ST. PETERSBURG, Fla. — Through a chemical fingerprinting process, University of South Florida researchers have definitively linked clouds of underwater oil in the northern Gulf of Mexico to BP's runaway Deepwater Horizon well — the first direct scientific link between the subsurface oil clouds commonly known as "plumes" and the BP oil spill, USF officials said Friday.
Until now, scientists had circumstantial evidence, but lacked that definitive scientific link.
The announcement came on the same day that the National Oceanic and Atmospheric Administration announced that its researchers have confirmed the existence of the subsea plumes at depths of 3,300 to 4,300 feet below the surface of the Gulf. NOAA said its detection equipment also implicated the BP well in the plumes' creation.

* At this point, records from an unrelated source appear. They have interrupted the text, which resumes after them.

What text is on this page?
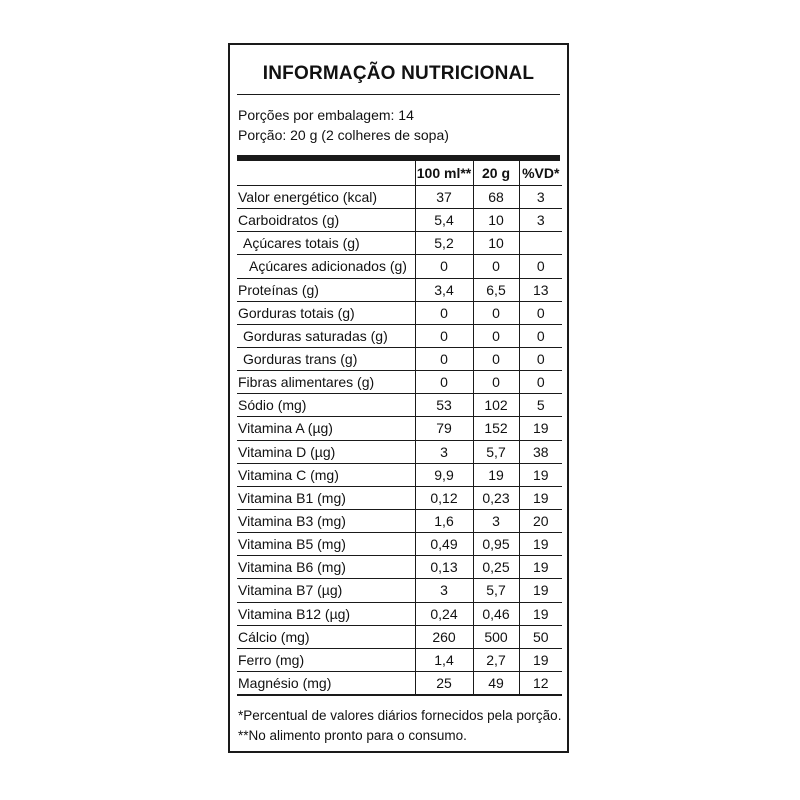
INFORMAÇÃO NUTRICIONAL
Porções por embalagem: 14
Porção: 20 g (2 colheres de sopa)
	100 ml**	20 g	%VD*
Valor energético (kcal)	37	68	3
Carboidratos (g)	5,4	10	3
Açúcares totais (g)	5,2	10	
Açúcares adicionados (g)	0	0	0
Proteínas (g)	3,4	6,5	13
Gorduras totais (g)	0	0	0
Gorduras saturadas (g)	0	0	0
Gorduras trans (g)	0	0	0
Fibras alimentares (g)	0	0	0
Sódio (mg)	53	102	5
Vitamina A (µg)	79	152	19
Vitamina D (µg)	3	5,7	38
Vitamina C (mg)	9,9	19	19
Vitamina B1 (mg)	0,12	0,23	19
Vitamina B3 (mg)	1,6	3	20
Vitamina B5 (mg)	0,49	0,95	19
Vitamina B6 (mg)	0,13	0,25	19
Vitamina B7 (µg)	3	5,7	19
Vitamina B12 (µg)	0,24	0,46	19
Cálcio (mg)	260	500	50
Ferro (mg)	1,4	2,7	19
Magnésio (mg)	25	49	12
*Percentual de valores diários fornecidos pela porção.
**No alimento pronto para o consumo.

Together, the two studies confirm what in the early days of the spill was denied by BP and viewed skeptically by NOAA's chief — that much of the crude that gushed from the Deepwater Horizon well stayed beneath the surface of the water.
"What we have learned completely changes the idea of what an oil spill is," said chemical oceanographer David Hollander, one of three USF researchers credited with the matching samples of oil taken from the water with samples from the BP well. "It has gone from a two-dimensional disaster to a three-dimensional catastrophe."
[...] Steven Murawski, chief scientist for NOAA's National Marine Fisheries Service, said the data confirm that the subsea plumes of oil were the result of the Deepwater Horizon well.
"That's a real smoking gun, as far as we're concerned," he said. "It really is a flow" from the well.
In May, when scientists first reported that they had discovered oil beneath the Gulf's surface and blamed it on the Deepwater Horizon spill, they were denounced by both BP and NOAA chief Jane Lubchenco.
BP CEO Tony Hayward denied that such plumes existed and Lubchenco called the reports "misleading, premature and, in some cases, inaccurate."